The rise and fall of a primary alphavirus viremia appears to be largely unaffected in perforin and FasL knockout mice (29), suggesting that CTL lytic mediators do not play a significant role in controlling these cytopathic viruses. The inability of rVV.capsid- and peptide vaccine-induced alphavirus-specific CTL to significantly affect the levels of virus in the blood during the primary infection adds to this data, indicating that neither CTL lytic mediators nor CTL-derived cytokines (5, 22) play a significant protective role at this stage of an alphavirus infection. However, both the explosive nature of the primary viremia and the insensitivity of measuring CTL activity through blood viremia monitoring may contribute to this apparent lack of CTL efficacy against RR virus.

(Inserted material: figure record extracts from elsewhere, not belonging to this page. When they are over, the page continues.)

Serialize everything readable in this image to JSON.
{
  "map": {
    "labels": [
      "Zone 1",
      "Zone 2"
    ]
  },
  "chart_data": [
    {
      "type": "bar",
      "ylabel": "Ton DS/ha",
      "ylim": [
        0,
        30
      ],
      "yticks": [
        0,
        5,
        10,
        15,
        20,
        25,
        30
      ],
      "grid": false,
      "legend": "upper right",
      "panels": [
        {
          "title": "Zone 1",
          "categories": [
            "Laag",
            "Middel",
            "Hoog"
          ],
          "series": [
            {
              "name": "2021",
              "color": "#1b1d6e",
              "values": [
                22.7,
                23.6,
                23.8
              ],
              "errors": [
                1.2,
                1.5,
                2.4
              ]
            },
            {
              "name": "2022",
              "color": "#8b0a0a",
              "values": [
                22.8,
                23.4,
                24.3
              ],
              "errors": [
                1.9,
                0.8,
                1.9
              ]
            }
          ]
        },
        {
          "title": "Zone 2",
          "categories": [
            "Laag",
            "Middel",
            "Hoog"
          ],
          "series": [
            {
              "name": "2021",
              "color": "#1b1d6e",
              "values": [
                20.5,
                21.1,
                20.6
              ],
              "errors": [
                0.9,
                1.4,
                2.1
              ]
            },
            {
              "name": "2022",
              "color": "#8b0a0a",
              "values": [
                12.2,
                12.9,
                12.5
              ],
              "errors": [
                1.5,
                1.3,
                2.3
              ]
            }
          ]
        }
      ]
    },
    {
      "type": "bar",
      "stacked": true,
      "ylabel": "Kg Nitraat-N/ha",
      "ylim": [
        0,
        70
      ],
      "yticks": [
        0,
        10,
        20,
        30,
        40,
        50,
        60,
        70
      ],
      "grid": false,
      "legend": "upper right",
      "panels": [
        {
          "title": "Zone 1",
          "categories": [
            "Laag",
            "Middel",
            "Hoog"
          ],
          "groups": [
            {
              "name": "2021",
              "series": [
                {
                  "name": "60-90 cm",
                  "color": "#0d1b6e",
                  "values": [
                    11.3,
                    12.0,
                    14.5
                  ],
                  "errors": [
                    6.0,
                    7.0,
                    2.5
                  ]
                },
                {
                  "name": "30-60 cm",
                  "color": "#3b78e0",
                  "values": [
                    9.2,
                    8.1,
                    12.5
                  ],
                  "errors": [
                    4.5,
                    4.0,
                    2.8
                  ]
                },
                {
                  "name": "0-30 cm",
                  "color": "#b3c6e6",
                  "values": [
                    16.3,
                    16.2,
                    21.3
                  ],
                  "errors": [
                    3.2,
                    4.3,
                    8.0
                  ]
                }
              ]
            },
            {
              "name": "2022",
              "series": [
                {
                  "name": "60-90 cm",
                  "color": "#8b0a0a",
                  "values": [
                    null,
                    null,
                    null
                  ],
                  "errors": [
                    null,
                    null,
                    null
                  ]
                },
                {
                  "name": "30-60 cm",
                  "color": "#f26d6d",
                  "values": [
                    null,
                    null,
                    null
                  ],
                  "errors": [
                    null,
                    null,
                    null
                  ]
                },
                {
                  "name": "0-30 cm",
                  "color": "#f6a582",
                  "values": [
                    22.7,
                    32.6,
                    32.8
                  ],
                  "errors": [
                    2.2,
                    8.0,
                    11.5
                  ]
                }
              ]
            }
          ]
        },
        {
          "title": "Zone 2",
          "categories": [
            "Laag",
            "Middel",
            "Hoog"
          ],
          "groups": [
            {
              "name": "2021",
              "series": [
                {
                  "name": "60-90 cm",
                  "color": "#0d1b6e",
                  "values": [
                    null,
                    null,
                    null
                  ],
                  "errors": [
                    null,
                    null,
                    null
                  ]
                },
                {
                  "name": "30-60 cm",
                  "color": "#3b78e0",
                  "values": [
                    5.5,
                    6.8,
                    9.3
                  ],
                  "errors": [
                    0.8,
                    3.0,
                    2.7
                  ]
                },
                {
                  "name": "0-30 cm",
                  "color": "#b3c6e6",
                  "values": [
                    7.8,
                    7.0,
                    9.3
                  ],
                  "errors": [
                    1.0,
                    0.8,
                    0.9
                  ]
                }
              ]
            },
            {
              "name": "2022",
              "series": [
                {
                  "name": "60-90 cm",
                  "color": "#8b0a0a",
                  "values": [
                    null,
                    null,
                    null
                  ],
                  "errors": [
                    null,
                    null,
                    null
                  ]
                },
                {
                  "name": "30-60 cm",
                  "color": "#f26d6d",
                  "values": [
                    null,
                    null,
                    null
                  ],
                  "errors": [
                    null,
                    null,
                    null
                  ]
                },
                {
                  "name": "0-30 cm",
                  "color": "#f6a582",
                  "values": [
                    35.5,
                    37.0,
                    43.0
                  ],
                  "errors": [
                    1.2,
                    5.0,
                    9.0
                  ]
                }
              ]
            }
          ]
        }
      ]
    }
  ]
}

The cell in vitro which gives rise to the RR viremia is not known, although many cell types might contribute and the infection is likely to spread to many tissues in the body (14, 19, 28, 40, 61, 62). Only a very substantial CTL number might be able to kill the large number of cells (which would probably be infected during the primary viremia) within the short period before virus production begins within each cell. Even if the CTL activity was able to kill or prevent virus production by 90% of these infected cells, the blood viremia would only change by 1 log unit, an insignificant change given the mouse-to-mouse variation (Fig. 6).

In contrast to the observations about CTL activity during the primary viremia, the clear demonstration that QYSGGRFTI-specific CTL were capable of completely clearing RR virus from persistently and productively infected macrophage cultures suggests that CTL can be extremely effective against RR virus infections. The mechanisms used by the RR virus-specific CTL to clear the persistent infections from the macrophage cultures have not been characterized but may involve both direct lysis and secretion of antiviral cytokines, principally IFN-γ (22). Alphavirus infections are well known to be highly sensitive to the antiviral activity of IFNs (25). The testable implication of this work is that the small percentage of individuals who develop chronic arthritis following an alphavirus infection (17, 27, 31, 65) have a persisting synovial infection because they fail to generate significant anti-alphavirus CTL activity. These results suggest that CTL may generally be extremely effective at controlling cytopathic viruses in restricted tissue microenvironments where high concentrations of CTL-derived antiviral cytokines might accumulate (5, 22) and/or high effector-to-target ratios might be achieved.